This is my first openCV program, so goodbye if I don't know some basic computer vision concepts.
UPDATE: See new code / new problem below thanks to sturkmen's answer
I am working on the "digitization" of a large set of images, such as attached, as a project. All images come from one source. The ultimate goal is to pass the selected text fragments to tesseract, the OCR library.
(source code below) I'm going to explain my current approach, and then pose my questions.
My current approach is as follows:
Apply Inverse Binary Threshold
Separate image and find outlines 
Create a boundingRect from each path, then filter the minimum and maximum sizes
This is working fine.

My desired end result is to have one boundingRect around each column. Thus, for the images provided, which would be a family of them.
So, the problem is that the tabular "mini-sections" in the image are not reliably matched (the best example is the one in the rightmost column, which does not have a boundingRect around it).
I can think of two possible solutions (so as not to be an open type / opinion issue), but if you know of a more efficient solution, share it!
1) combine boundingRect , which are vertical neighbors to capture columns. Contains possible bounce along the edges.
2) Find another way to manipulate the image before searching for outlines. From my research, does the length-length smoothing algorithm look promising?

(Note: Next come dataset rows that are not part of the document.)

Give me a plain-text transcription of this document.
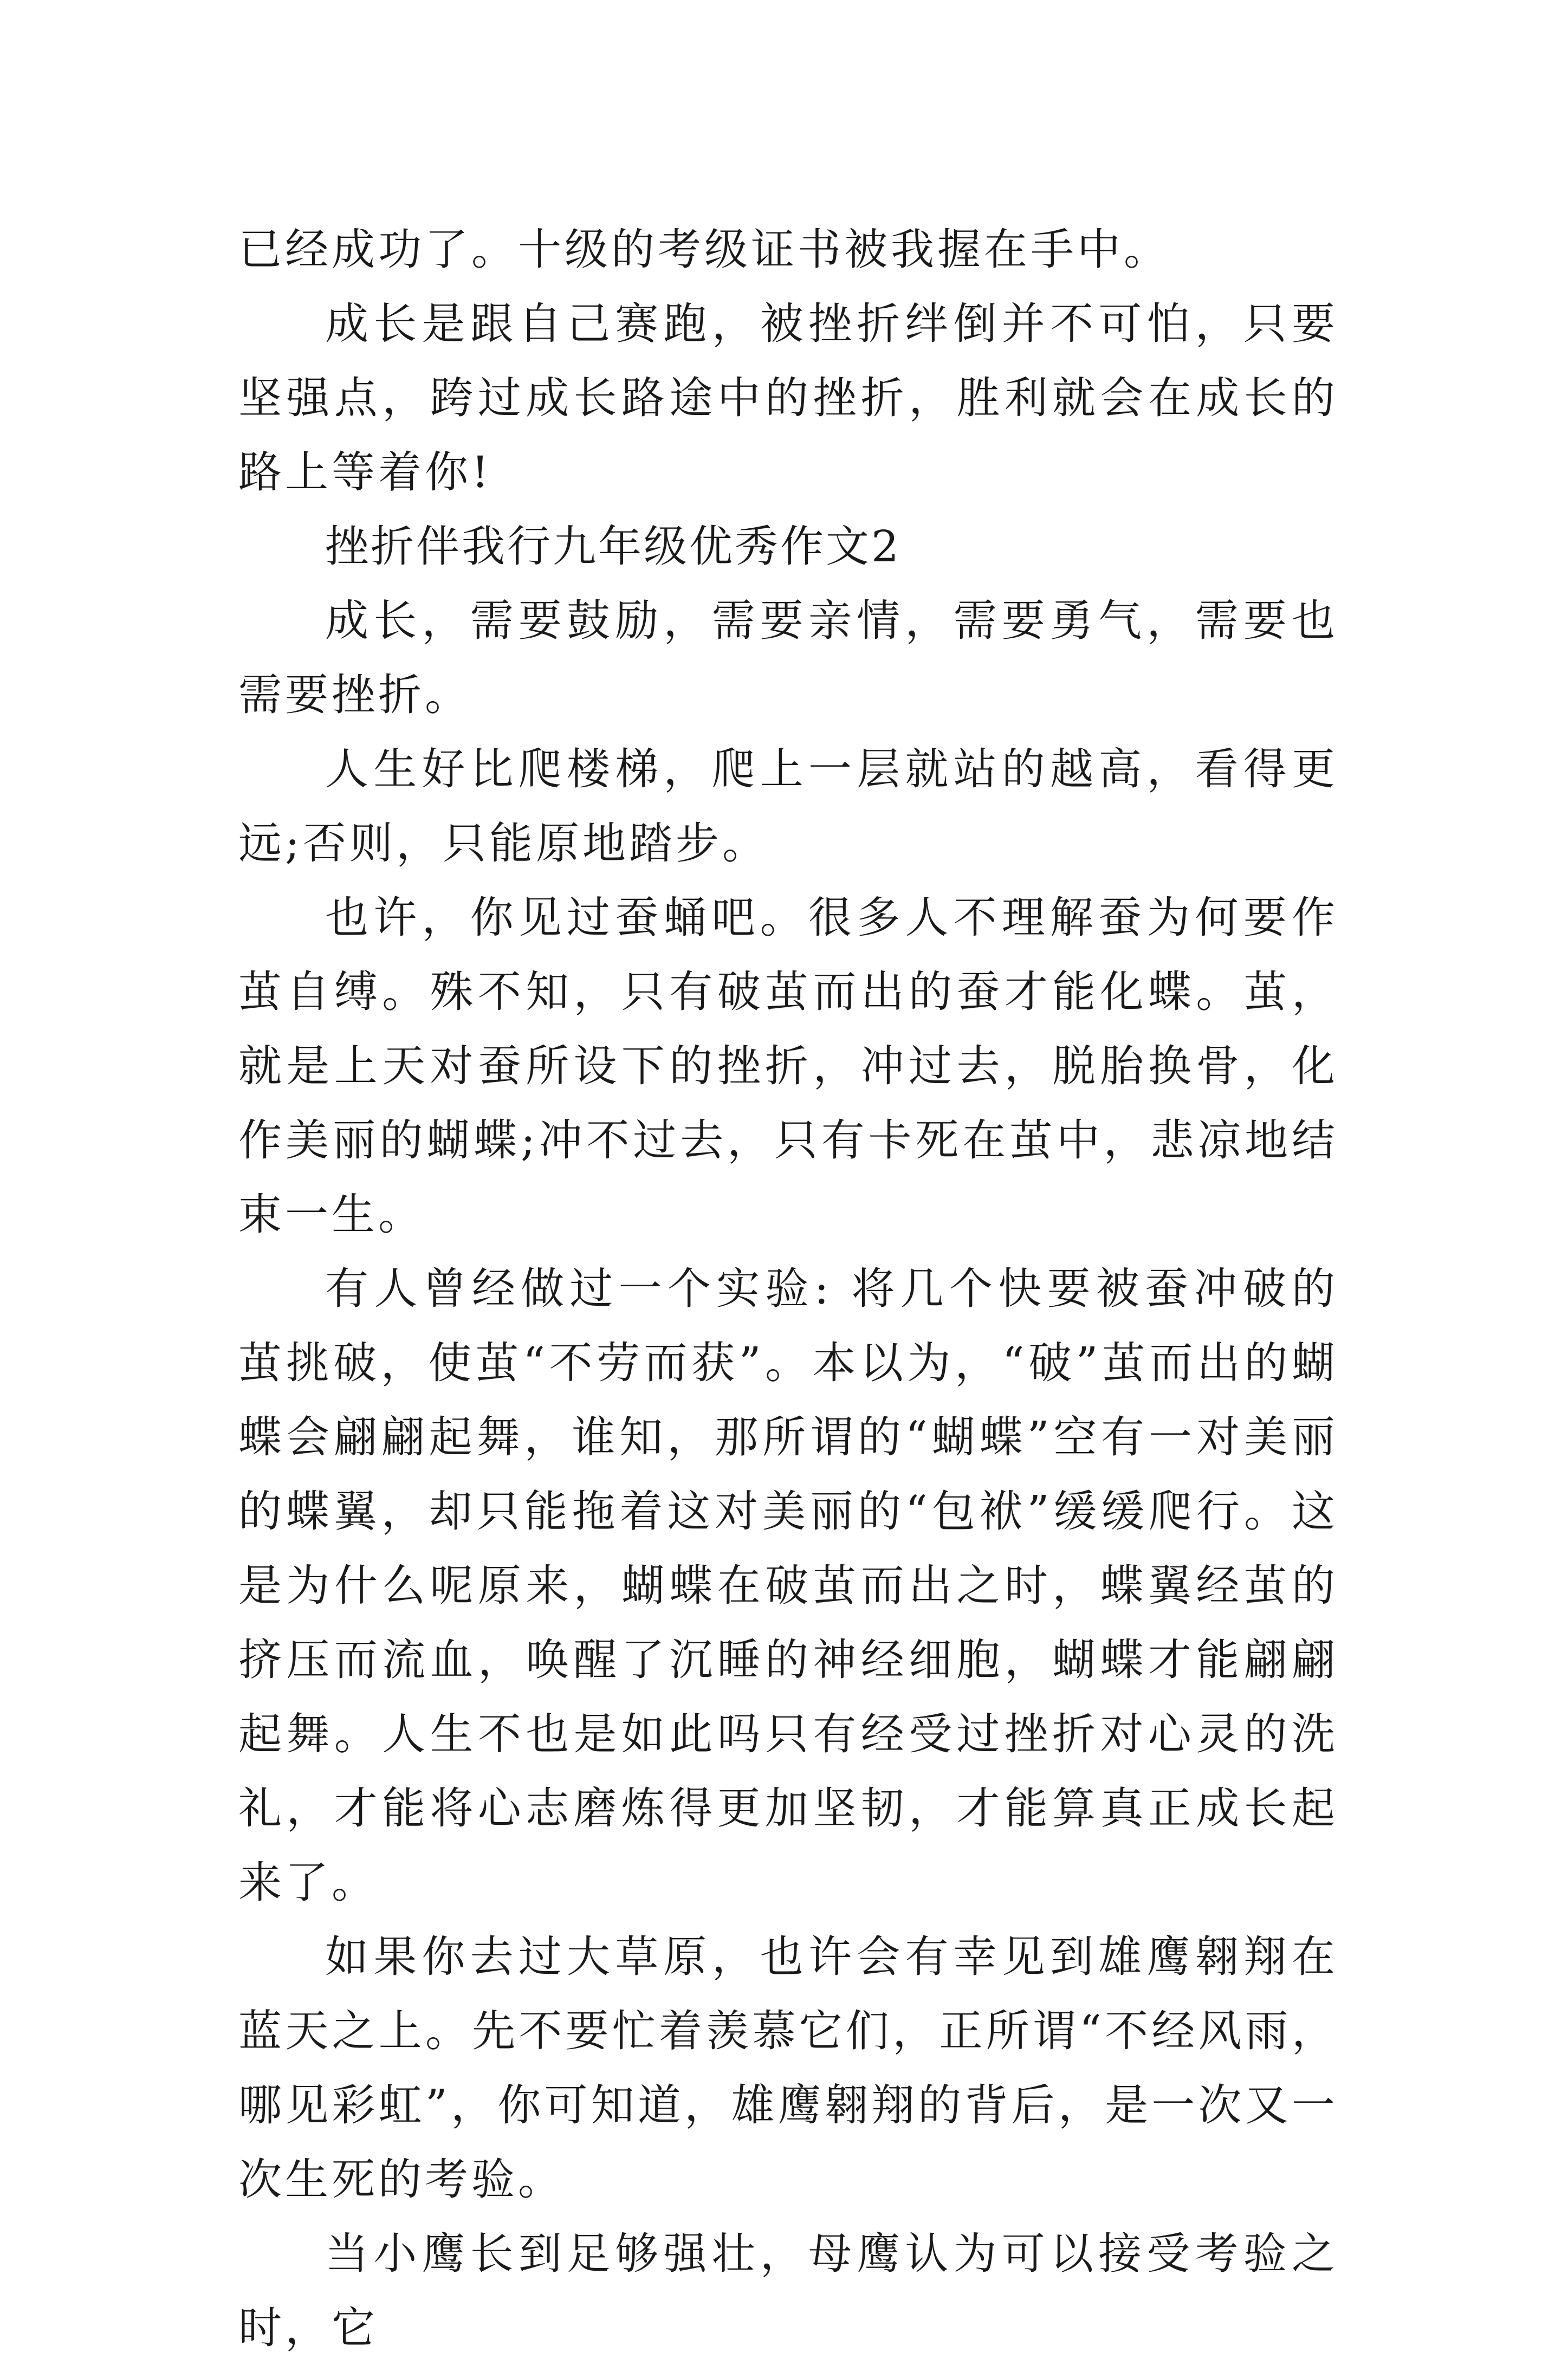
已经成功了。十级的考级证书被我握在手中。

成长是跟自己赛跑，被挫折绊倒并不可怕，只要坚强点，跨过成长路途中的挫折，胜利就会在成长的路上等着你!

挫折伴我行九年级优秀作文2

成长，需要鼓励，需要亲情，需要勇气，需要也需要挫折。

人生好比爬楼梯，爬上一层就站的越高，看得更远;否则，只能原地踏步。

也许，你见过蚕蛹吧。很多人不理解蚕为何要作茧自缚。殊不知，只有破茧而出的蚕才能化蝶。茧，就是上天对蚕所设下的挫折，冲过去，脱胎换骨，化作美丽的蝴蝶;冲不过去，只有卡死在茧中，悲凉地结束一生。

有人曾经做过一个实验: 将几个快要被蚕冲破的茧挑破，使茧“不劳而获”。本以为，“破”茧而出的蝴蝶会翩翩起舞，谁知，那所谓的“蝴蝶”空有一对美丽的蝶翼，却只能拖着这对美丽的“包袱”缓缓爬行。这是为什么呢原来，蝴蝶在破茧而出之时，蝶翼经茧的挤压而流血，唤醒了沉睡的神经细胞，蝴蝶才能翩翩起舞。人生不也是如此吗只有经受过挫折对心灵的洗礼，才能将心志磨炼得更加坚韧，才能算真正成长起来了。

如果你去过大草原，也许会有幸见到雄鹰翱翔在蓝天之上。先不要忙着羡慕它们，正所谓“不经风雨，哪见彩虹”，你可知道，雄鹰翱翔的背后，是一次又一次生死的考验。

当小鹰长到足够强壮，母鹰认为可以接受考验之时，它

So my question is: which approach is best? Am I missing the best solution? I'm inexperienced in this section, so the offers are too small.
Thanks for reading!
#include "opencv2/core.hpp" #include "opencv2/highgui.hpp" #include "opencv2/imgproc.hpp" #include <iostream> #include <fstream> #include <sstream> #include <vector> using namespace cv; using namespace std; int main(int argc, char* argv[]) { Mat image = imread(path_to_file); Mat gray; cvtColor(image, gray, COLOR_BGR2GRAY); Mat fin; double thresh = threshold(gray, fin, 160, 255, THRESH_BINARY_INV); //size impacts dilation Mat kernel = getStructuringElement(MORPH_CROSS, Size(2, 4)); Mat dilated; dilate(fin, dilated, kernel, Point(-1,-1), 6); imwrite("testbw.png",dilated); Mat hierarchy; vector<vector<Point> >contours; findContours(dilated, contours, hierarchy, CV_RETR_TREE, CV_CHAIN_APPROX_NONE); //potentially sort by x for (const auto& c : contours) { // xy //columns 850 x 5400 Rect r = boundingRect(c); if (r.height > 3000 || r.width > 875) continue; if (r.height < 100 || r.width < 500) continue; rectangle(image, r, Scalar(255, 0, 255), 2); //made thicker } imwrite("test.png", image); waitKey(0); return 0;
}
Original Image: 
Updated Code
int main(int argc, char* argv[]) { Mat image = imread(path_to_file); Mat gray; cvtColor(image, gray, COLOR_BGR2GRAY); Mat fin; double thresh = threshold(gray, fin, 160, 255, THRESH_BINARY_INV); Mat kernel = getStructuringElement(MORPH_CROSS, Size(2, 4)); Mat dilated; dilate(fin, dilated, kernel, Point(-1,-1), 6); vector<Vec4i> hierarchy; vector<vector<Point> >contours; findContours(dilated, contours, hierarchy, CV_RETR_TREE, CV_CHAIN_APPROX_NONE); vector<Rect> rects; Rect big_rect = Rect(image.cols/2,image.rows/2,1,1); for (const auto& c : contours) {
New result: 
New problem: there is a lot of boundingRect around each column (you probably can’t tell by looking at the picture). This is a problem because I want to sub-image each column, for example. Mat ROI = image(rects[i]) , which will display much more than the desired 7 images.
New question: how can I combine many rectangles per column into one? I saw openCV groupRectangles , but it did not work.